Dacia vor dem Scheideweg

Immer schärfere Vorschriften der EU, teils sinkende Absatzzahlen und der politisch gewollte Umstieg auf Elektromobilität: Die Automobilbranche steht vor einem Umbruch, wie es ihn bisher wahrscheinlich noch nicht gab. Während sich einige Hersteller dank ihrer breiten Modellpalette un den bereits gesammelten Erfahrungen als gut gerüstet sehen, versuchen andere Hersteller Partner für Allianzen zu finden (wie zum Beispiel aktuell Fiat). Wieder andere müssen sich Gedanken machen, wie sie sich in Zukunft positionieren möchten.

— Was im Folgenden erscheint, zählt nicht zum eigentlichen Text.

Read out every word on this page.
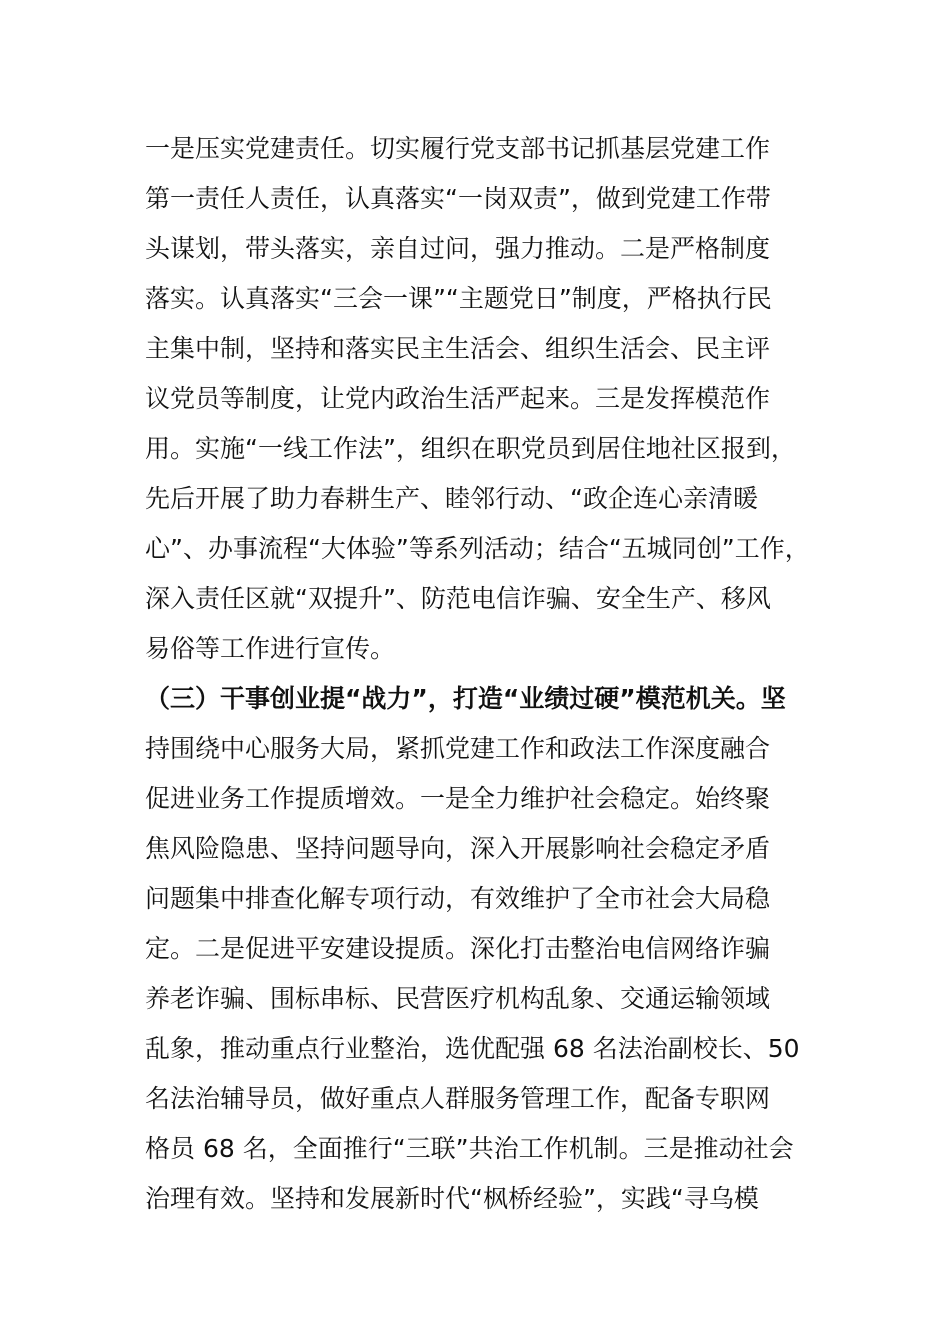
一是压实党建责任。切实履行党支部书记抓基层党建工作
第一责任人责任，认真落实“一岗双责”，做到党建工作带
头谋划，带头落实，亲自过问，强力推动。二是严格制度
落实。认真落实“三会一课”“主题党日”制度，严格执行民
主集中制，坚持和落实民主生活会、组织生活会、民主评
议党员等制度，让党内政治生活严起来。三是发挥模范作
用。实施“一线工作法”，组织在职党员到居住地社区报到，
先后开展了助力春耕生产、睦邻行动、“政企连心亲清暖
心”、办事流程“大体验”等系列活动；结合“五城同创”工作，
深入责任区就“双提升”、防范电信诈骗、安全生产、移风
易俗等工作进行宣传。
（三）干事创业提“战力”，打造“业绩过硬”模范机关。坚
持围绕中心服务大局，紧抓党建工作和政法工作深度融合
促进业务工作提质增效。一是全力维护社会稳定。始终聚
焦风险隐患、坚持问题导向，深入开展影响社会稳定矛盾
问题集中排查化解专项行动，有效维护了全市社会大局稳
定。二是促进平安建设提质。深化打击整治电信网络诈骗
养老诈骗、围标串标、民营医疗机构乱象、交通运输领域
乱象，推动重点行业整治，选优配强 68 名法治副校长、50
名法治辅导员，做好重点人群服务管理工作，配备专职网
格员 68 名，全面推行“三联”共治工作机制。三是推动社会
治理有效。坚持和发展新时代“枫桥经验”，实践“寻乌模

Zur letzteren Gruppe gehört der Automobilhersteller Dacia. Dieser konnte in den letzten Jahren große Erfolge verzeichnen und hat sich für Renault als echter Glücksgriff erwiesen. Die Entscheidung, preisgünstige Autos zu verkaufen, die nur das notwendigste bieten,  war genau richtig. In Kombination mit einer überschaubaren Modellpalette und nur wenigen Konfigurationsmöglichkeiten konnte Dacia trotz des geringen Preises ordentliche Gewinne einfahren. Doch nun scheint sich das Blatt langsam zu wenden und im Vorstand muss man sich entscheiden, wo man mit der Marke hin will. Immer neuere und schärfere Vorschriften machen es notwendig, teurere Technologien und Assistenzsystem zu verbauen. Dies wirkt sich natürlich auch auf den Preis aus und könnte potentielle Käufer abschrecken.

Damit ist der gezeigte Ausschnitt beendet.